In October 2001, the secretary-general asked Desai to act as secretary-general of the World Summit on Sustainable Development (2002 Johannesburg Summit). A special feature of this Summit was the focus on the developmental and environmental aspects of water, energy, agriculture, health and bio-diversity. The summit also led to practical partnerships between governments, international organisations, the private sector and non-governmental organizations to address these concerns. Desai undertook this task in addition to his existing responsibilities.
At the end of August 2003, Desai retired from the UN but continued his association with the UN as a special adviser to the secretary general for the World Summit on the Information Society. In that capacity he chaired an international multi-stakeholder Working Group on Internet Governance.

==Other offices==
Desai was a distinguished visiting fellow at the Centre for the Study of Global Governance at the London School of Economics and Political Science in 2003–04. In July 2004 Desai was inducted as an honorary fellow of the London School of Economics and Political Science.

In India, Desai has been involved in a variety of public policy activities. He chaired the Committee on Technical Innovation and Venture Capital set up by the Planning Commission, Government of India, in 2006. He is also the co-chair, along with Lord Chris Patten, of the India-UK Round Table set up by the two governments.

In 2008, Desai joined the Advisory Board of the carbon finance business IDEAcarbon.

Desai is associated with the Helsinki Process on Globalisation and Democracy and many academic organisations and non-governmental organizations dealing with economic, social and environmental issues as also security and foreign policy. He has published several articles and papers on development planning, regional economics, industry, energy and international economic relations.
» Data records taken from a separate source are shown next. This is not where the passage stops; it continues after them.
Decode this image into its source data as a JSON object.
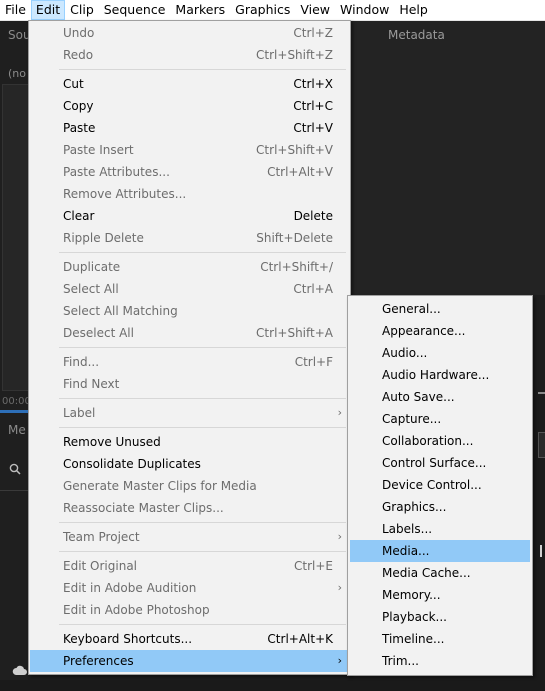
{
  "menubar": {
    "items": [
      "File",
      "Edit",
      "Clip",
      "Sequence",
      "Markers",
      "Graphics",
      "View",
      "Window",
      "Help"
    ],
    "active": "Edit"
  },
  "background": {
    "source_tab": "Sou",
    "metadata_tab": "Metadata",
    "no_clip_text": "(no",
    "timecode": "00:00",
    "media_tab": "Me"
  },
  "edit_menu": {
    "items": [
      {
        "label": "Undo",
        "shortcut": "Ctrl+Z",
        "enabled": false
      },
      {
        "label": "Redo",
        "shortcut": "Ctrl+Shift+Z",
        "enabled": false
      },
      {
        "separator": true
      },
      {
        "label": "Cut",
        "shortcut": "Ctrl+X",
        "enabled": true
      },
      {
        "label": "Copy",
        "shortcut": "Ctrl+C",
        "enabled": true
      },
      {
        "label": "Paste",
        "shortcut": "Ctrl+V",
        "enabled": true
      },
      {
        "label": "Paste Insert",
        "shortcut": "Ctrl+Shift+V",
        "enabled": false
      },
      {
        "label": "Paste Attributes...",
        "shortcut": "Ctrl+Alt+V",
        "enabled": false
      },
      {
        "label": "Remove Attributes...",
        "shortcut": "",
        "enabled": false
      },
      {
        "label": "Clear",
        "shortcut": "Delete",
        "enabled": true
      },
      {
        "label": "Ripple Delete",
        "shortcut": "Shift+Delete",
        "enabled": false
      },
      {
        "separator": true
      },
      {
        "label": "Duplicate",
        "shortcut": "Ctrl+Shift+/",
        "enabled": false
      },
      {
        "label": "Select All",
        "shortcut": "Ctrl+A",
        "enabled": false
      },
      {
        "label": "Select All Matching",
        "shortcut": "",
        "enabled": false
      },
      {
        "label": "Deselect All",
        "shortcut": "Ctrl+Shift+A",
        "enabled": false
      },
      {
        "separator": true
      },
      {
        "label": "Find...",
        "shortcut": "Ctrl+F",
        "enabled": false
      },
      {
        "label": "Find Next",
        "shortcut": "",
        "enabled": false
      },
      {
        "separator": true
      },
      {
        "label": "Label",
        "shortcut": "",
        "enabled": false,
        "submenu": true
      },
      {
        "separator": true
      },
      {
        "label": "Remove Unused",
        "shortcut": "",
        "enabled": true
      },
      {
        "label": "Consolidate Duplicates",
        "shortcut": "",
        "enabled": true
      },
      {
        "label": "Generate Master Clips for Media",
        "shortcut": "",
        "enabled": false
      },
      {
        "label": "Reassociate Master Clips...",
        "shortcut": "",
        "enabled": false
      },
      {
        "separator": true
      },
      {
        "label": "Team Project",
        "shortcut": "",
        "enabled": false,
        "submenu": true
      },
      {
        "separator": true
      },
      {
        "label": "Edit Original",
        "shortcut": "Ctrl+E",
        "enabled": false
      },
      {
        "label": "Edit in Adobe Audition",
        "shortcut": "",
        "enabled": false,
        "submenu": true
      },
      {
        "label": "Edit in Adobe Photoshop",
        "shortcut": "",
        "enabled": false
      },
      {
        "separator": true
      },
      {
        "label": "Keyboard Shortcuts...",
        "shortcut": "Ctrl+Alt+K",
        "enabled": true
      },
      {
        "label": "Preferences",
        "shortcut": "",
        "enabled": true,
        "submenu": true,
        "highlighted": true
      }
    ]
  },
  "preferences_menu": {
    "items": [
      {
        "label": "General..."
      },
      {
        "label": "Appearance..."
      },
      {
        "label": "Audio..."
      },
      {
        "label": "Audio Hardware..."
      },
      {
        "label": "Auto Save..."
      },
      {
        "label": "Capture..."
      },
      {
        "label": "Collaboration..."
      },
      {
        "label": "Control Surface..."
      },
      {
        "label": "Device Control..."
      },
      {
        "label": "Graphics..."
      },
      {
        "label": "Labels..."
      },
      {
        "label": "Media...",
        "highlighted": true
      },
      {
        "label": "Media Cache..."
      },
      {
        "label": "Memory..."
      },
      {
        "label": "Playback..."
      },
      {
        "label": "Timeline..."
      },
      {
        "label": "Trim..."
      }
    ]
  },
  "icons": {
    "submenu_arrow": "chevron-right-icon",
    "search": "search-icon",
    "cloud": "cloud-icon"
  }
}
He writes a monthly column for the Business Standard, an economic daily published from Delhi.

In October 2012, Nitin Desai was elected chair of the Board of Trustees of Oxfam International, an international non-governmental organizations for an initial three-year term, beginning March 2013. He stepped down in October 2013 on health grounds.

==Personal life==
Niti Desai married Aditi Gupta in 1979, and they have two children, Kartikeya and Nandan.